The theme of the khutbah this year was seeking joy and growth. Imam Abdul-Lateef mentioned the types of joy Muslims have in connection with Ramadan and beyond.
Imam Abdul-Lateef first talked about the two joys that come from fasting.
“According to the hadith in Sahih Muslim, a person attains joy at iftar, when breaking their fast every day during Ramadan. There is more joy for the person at the time of meeting his Lord and getting the reward for fasting.”
This day of ‘`Eid is also a joy for us. We are celebrating with family and friends, some of whom we may not have seen for a long time. We enjoy their company and will be doing the same in Jennah.
When we enter the Jennah, we will be reunited with our family and friends we lived with here in the Dunya. So, joy for the believer comes in many forms and from multiple avenues as we worship Allah.”
The imam next mentioned the need to expand the center’s facility due to the growing community. For over seventeen years, the ICMS has serviced area Muslims, making regular prayer as well as children and adult classes. The mosque opened with enough capacity for only forty worshippers and has expanded to accommodate up to four hundred. “Alhamdulillah, our community continues to get bigger, and we have been able to expand the masjid to service our members, but the current building has reached its limit.”
This year, an opportunity to begin an expansion project of the small facility presented itself to community members. “After numerous failed searches for land to build a new masjid, a chance to buy multiple lots became available,” Imam Abdul-Lateef explained to About Islam that they began fundraising for the required $360k a week and a half after Ramadan began and raised approximately 30k that day. “People have been very generous, and we anticipate that they will continue to be until we have all of the funds needed.”
Imam Abdul-Lateef told AboutIslam that the size of the Mastic-Shirley Muslim community requires a specialized facility. “It is essential that we can build a larger facility from the ground up. Purchasing this property is the first step in accomplishing that goal.”
ICMS is one of many mosques across Long Island focused on growth to fulfill the needs of Muslims better. It serves as a place of worship and learning for Muslims from a breadth of backgrounds including, native-born American, South Asian, Caribbean, West African and Middle Eastern. The `Eid prayer’s diverse makeup demonstrates the center’s commitment to inclusion and burgeoning numbers.

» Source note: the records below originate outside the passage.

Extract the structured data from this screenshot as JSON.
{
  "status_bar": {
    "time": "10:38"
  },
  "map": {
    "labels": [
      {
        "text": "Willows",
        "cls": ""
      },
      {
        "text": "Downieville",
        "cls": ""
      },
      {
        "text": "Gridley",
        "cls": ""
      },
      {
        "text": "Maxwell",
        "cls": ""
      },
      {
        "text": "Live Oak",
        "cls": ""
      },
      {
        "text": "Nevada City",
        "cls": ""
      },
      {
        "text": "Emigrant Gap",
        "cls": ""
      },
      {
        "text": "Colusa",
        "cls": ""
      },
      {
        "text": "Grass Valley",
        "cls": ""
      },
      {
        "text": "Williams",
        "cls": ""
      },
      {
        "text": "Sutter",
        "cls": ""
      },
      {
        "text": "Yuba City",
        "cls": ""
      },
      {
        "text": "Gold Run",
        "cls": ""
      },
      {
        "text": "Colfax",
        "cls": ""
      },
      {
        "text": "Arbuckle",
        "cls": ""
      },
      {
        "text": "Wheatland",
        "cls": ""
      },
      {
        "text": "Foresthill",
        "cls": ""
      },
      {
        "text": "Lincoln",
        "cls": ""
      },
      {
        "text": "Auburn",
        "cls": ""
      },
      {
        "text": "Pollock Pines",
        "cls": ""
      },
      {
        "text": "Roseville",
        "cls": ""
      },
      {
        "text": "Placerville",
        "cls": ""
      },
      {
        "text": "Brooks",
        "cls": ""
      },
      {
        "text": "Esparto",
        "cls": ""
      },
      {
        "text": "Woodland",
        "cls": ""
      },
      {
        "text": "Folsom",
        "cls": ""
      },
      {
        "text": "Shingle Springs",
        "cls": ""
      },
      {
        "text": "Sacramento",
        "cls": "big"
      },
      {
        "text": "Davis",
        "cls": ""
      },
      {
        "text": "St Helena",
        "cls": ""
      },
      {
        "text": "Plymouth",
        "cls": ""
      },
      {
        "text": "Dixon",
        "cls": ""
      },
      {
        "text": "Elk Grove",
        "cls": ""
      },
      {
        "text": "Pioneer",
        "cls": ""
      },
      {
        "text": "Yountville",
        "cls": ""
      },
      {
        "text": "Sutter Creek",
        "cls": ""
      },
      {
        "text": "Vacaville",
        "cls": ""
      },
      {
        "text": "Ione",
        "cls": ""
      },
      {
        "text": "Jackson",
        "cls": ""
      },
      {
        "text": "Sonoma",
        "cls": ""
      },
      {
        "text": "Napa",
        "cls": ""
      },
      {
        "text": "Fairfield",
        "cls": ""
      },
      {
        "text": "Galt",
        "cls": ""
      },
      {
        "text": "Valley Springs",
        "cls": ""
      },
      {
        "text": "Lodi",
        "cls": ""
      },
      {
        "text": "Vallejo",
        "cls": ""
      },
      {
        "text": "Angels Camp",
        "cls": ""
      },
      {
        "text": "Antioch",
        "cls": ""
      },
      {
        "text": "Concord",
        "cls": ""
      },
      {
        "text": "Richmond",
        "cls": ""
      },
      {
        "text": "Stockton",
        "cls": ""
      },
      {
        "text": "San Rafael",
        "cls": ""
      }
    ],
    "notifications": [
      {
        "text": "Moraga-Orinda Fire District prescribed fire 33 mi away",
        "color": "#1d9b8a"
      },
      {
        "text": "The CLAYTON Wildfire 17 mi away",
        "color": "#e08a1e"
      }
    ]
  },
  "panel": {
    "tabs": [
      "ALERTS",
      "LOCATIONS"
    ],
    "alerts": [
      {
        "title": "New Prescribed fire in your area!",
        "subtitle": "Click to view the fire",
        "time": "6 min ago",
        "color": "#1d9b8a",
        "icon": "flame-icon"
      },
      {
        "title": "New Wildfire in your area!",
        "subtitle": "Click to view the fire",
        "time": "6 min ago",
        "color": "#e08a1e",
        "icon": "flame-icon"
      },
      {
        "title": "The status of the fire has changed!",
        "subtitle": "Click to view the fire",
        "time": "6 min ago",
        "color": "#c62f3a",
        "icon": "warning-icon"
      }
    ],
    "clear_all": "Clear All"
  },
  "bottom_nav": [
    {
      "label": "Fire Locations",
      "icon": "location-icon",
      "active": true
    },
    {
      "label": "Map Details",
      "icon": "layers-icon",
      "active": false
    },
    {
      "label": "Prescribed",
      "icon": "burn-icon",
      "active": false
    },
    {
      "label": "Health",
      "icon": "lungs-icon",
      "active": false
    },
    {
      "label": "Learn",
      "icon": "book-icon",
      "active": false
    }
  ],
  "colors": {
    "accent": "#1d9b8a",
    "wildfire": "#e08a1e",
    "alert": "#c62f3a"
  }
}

“The community has grown in a couple of important ways,” explained Imam Abdul-Lateef. “Many people have migrated from the city and other parts of Long Island to Mastic-Shirley.”
“Several Americans have and continue to accept Islam in the area. We witness about ten to fifteen people entering the faith a year—this is not including many annual shahadah’s that I witness as the imam in the county’s jails.”

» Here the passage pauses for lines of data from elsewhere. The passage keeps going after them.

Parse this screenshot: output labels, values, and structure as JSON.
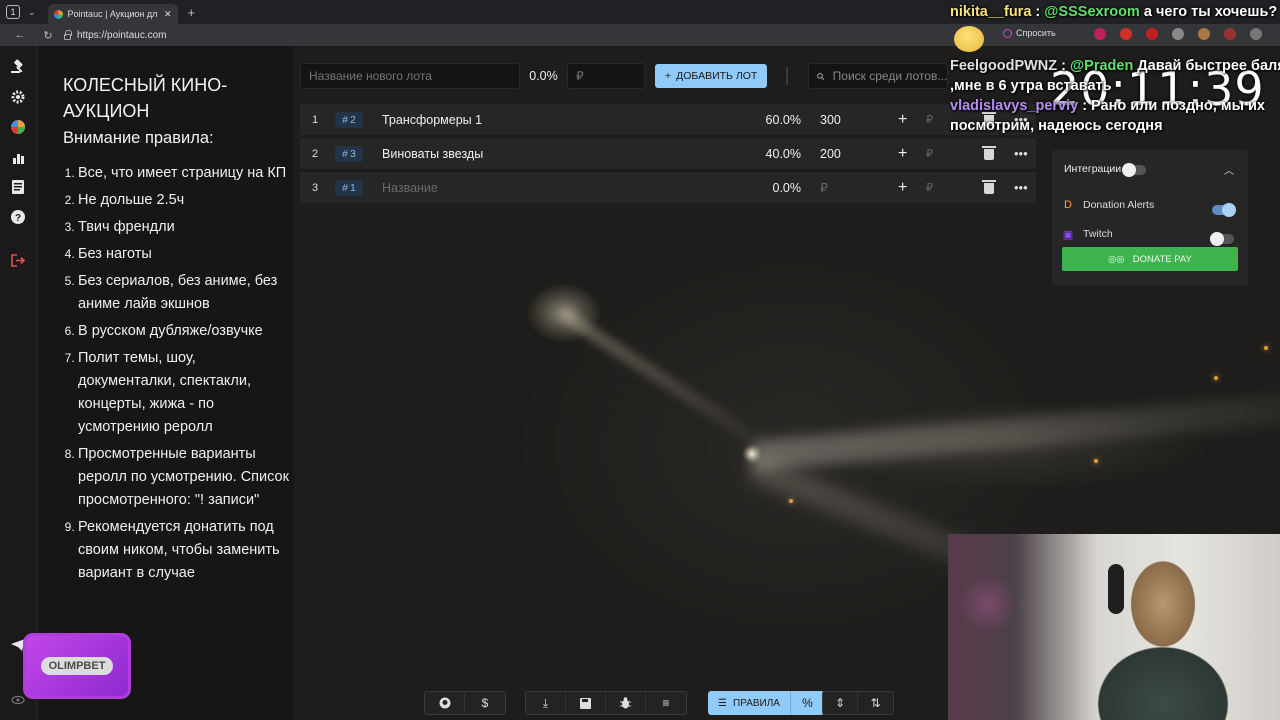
{
  "browser": {
    "tab_count": "1",
    "tab_title": "Pointauc | Аукцион дл",
    "url": "https://pointauc.com"
  },
  "rules": {
    "title": "КОЛЕСНЫЙ КИНО-АУКЦИОН",
    "subtitle": "Внимание правила:",
    "items": [
      "Все, что имеет страницу на КП",
      "Не дольше 2.5ч",
      "Твич френдли",
      "Без наготы",
      "Без сериалов, без аниме, без аниме лайв экшнов",
      "В русском дубляже/озвучке",
      "Полит темы, шоу, документалки, спектакли, концерты, жижа - по усмотрению реролл",
      "Просмотренные варианты реролл по усмотрению. Список просмотренного: \"! записи\"",
      "Рекомендуется донатить под своим ником, чтобы заменить вариант в случае"
    ]
  },
  "toolbar": {
    "lot_name_placeholder": "Название нового лота",
    "percent": "0.0%",
    "amount_placeholder": "₽",
    "add_button": "ДОБАВИТЬ ЛОТ",
    "search_placeholder": "Поиск среди лотов..."
  },
  "lots": [
    {
      "index": "1",
      "id": "2",
      "name": "Трансформеры 1",
      "percent": "60.0%",
      "amount": "300",
      "placeholder": false
    },
    {
      "index": "2",
      "id": "3",
      "name": "Виноваты звезды",
      "percent": "40.0%",
      "amount": "200",
      "placeholder": false
    },
    {
      "index": "3",
      "id": "1",
      "name": "Название",
      "percent": "0.0%",
      "amount": "₽",
      "placeholder": true
    }
  ],
  "integrations": {
    "title": "Интеграции",
    "services": [
      {
        "name": "Donation Alerts",
        "enabled": true
      },
      {
        "name": "Twitch",
        "enabled": false
      }
    ],
    "donate_button": "DONATE PAY"
  },
  "bottom_toolbar": {
    "rules_button": "ПРАВИЛА"
  },
  "overlay": {
    "chat": [
      {
        "user": "nikita__fura",
        "sep": " : ",
        "mention": "@SSSexroom",
        "text": " а чего ты хочешь?"
      },
      {
        "user": "FeelgoodPWNZ",
        "sep": " : ",
        "mention": "@Praden",
        "text": " Давай быстрее баля"
      },
      {
        "user": "",
        "sep": "",
        "mention": "",
        "text": ",мне в 6 утра вставать"
      },
      {
        "user": "vladislavys_perviy",
        "sep": " : ",
        "mention": "",
        "text": " Рано или поздно, мы их"
      },
      {
        "user": "",
        "sep": "",
        "mention": "",
        "text": "посмотрим, надеюсь сегодня"
      }
    ],
    "clock": "20:11:39",
    "ask_label": "Спросить",
    "sponsor": "OLIMPBET"
  },
  "colors": {
    "accent": "#90caf9",
    "donate": "#3fb34f",
    "id_badge": "#233446"
  }
}
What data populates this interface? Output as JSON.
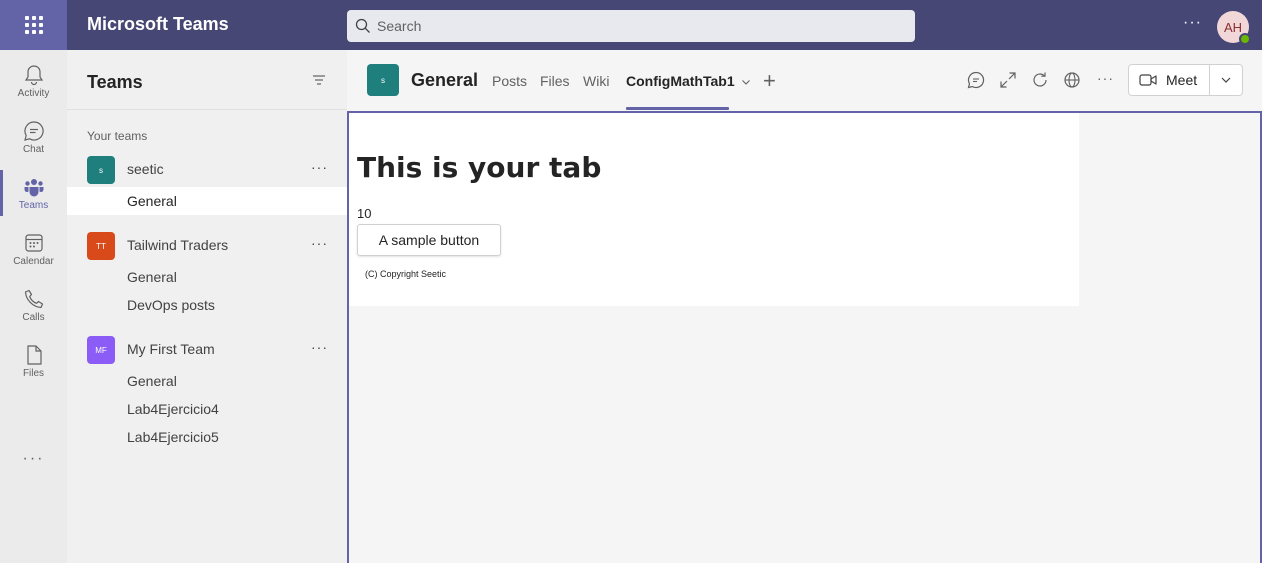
{
  "app": {
    "title": "Microsoft Teams"
  },
  "search": {
    "placeholder": "Search"
  },
  "topbar": {
    "more": "···",
    "avatar_initials": "AH"
  },
  "rail": {
    "items": [
      {
        "label": "Activity",
        "icon": "bell-icon"
      },
      {
        "label": "Chat",
        "icon": "chat-icon"
      },
      {
        "label": "Teams",
        "icon": "teams-icon"
      },
      {
        "label": "Calendar",
        "icon": "calendar-icon"
      },
      {
        "label": "Calls",
        "icon": "phone-icon"
      },
      {
        "label": "Files",
        "icon": "file-icon"
      }
    ],
    "more": "···"
  },
  "teams_panel": {
    "title": "Teams",
    "section_label": "Your teams",
    "teams": [
      {
        "name": "seetic",
        "avatar": "s",
        "color": "#1f7f7d",
        "channels": [
          "General"
        ]
      },
      {
        "name": "Tailwind Traders",
        "avatar": "TT",
        "color": "#d94a1b",
        "channels": [
          "General",
          "DevOps posts"
        ]
      },
      {
        "name": "My First Team",
        "avatar": "MF",
        "color": "#8b5cf6",
        "channels": [
          "General",
          "Lab4Ejercicio4",
          "Lab4Ejercicio5"
        ]
      }
    ],
    "more": "···"
  },
  "channel_header": {
    "avatar": "s",
    "name": "General",
    "tabs": [
      "Posts",
      "Files",
      "Wiki",
      "ConfigMathTab1"
    ],
    "add_tab": "+",
    "meet_label": "Meet",
    "more": "···"
  },
  "tab_content": {
    "heading": "This is your tab",
    "value": "10",
    "button_label": "A sample button",
    "copyright": "(C) Copyright Seetic"
  },
  "colors": {
    "accent": "#6264a7",
    "topbar": "#464775"
  }
}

The center also hosts Muslims from across the country and globe. Felisha Ali from Tampa, Fl visiting her daughter attended the prayer and breakfast with her sister Aklima Ali-Ney [United Kingdom] and cousin Nazeema Rahman [Germany]. “This is a nice community,” Ali told About Islam.
“We have always been a diverse community,” said Imam Abdul-Lateef. “Our board members represent different backgrounds, and every Ramadan and `Eid, we see how rich we are in culture. It comes with its challenges, but we work through them and grow together.”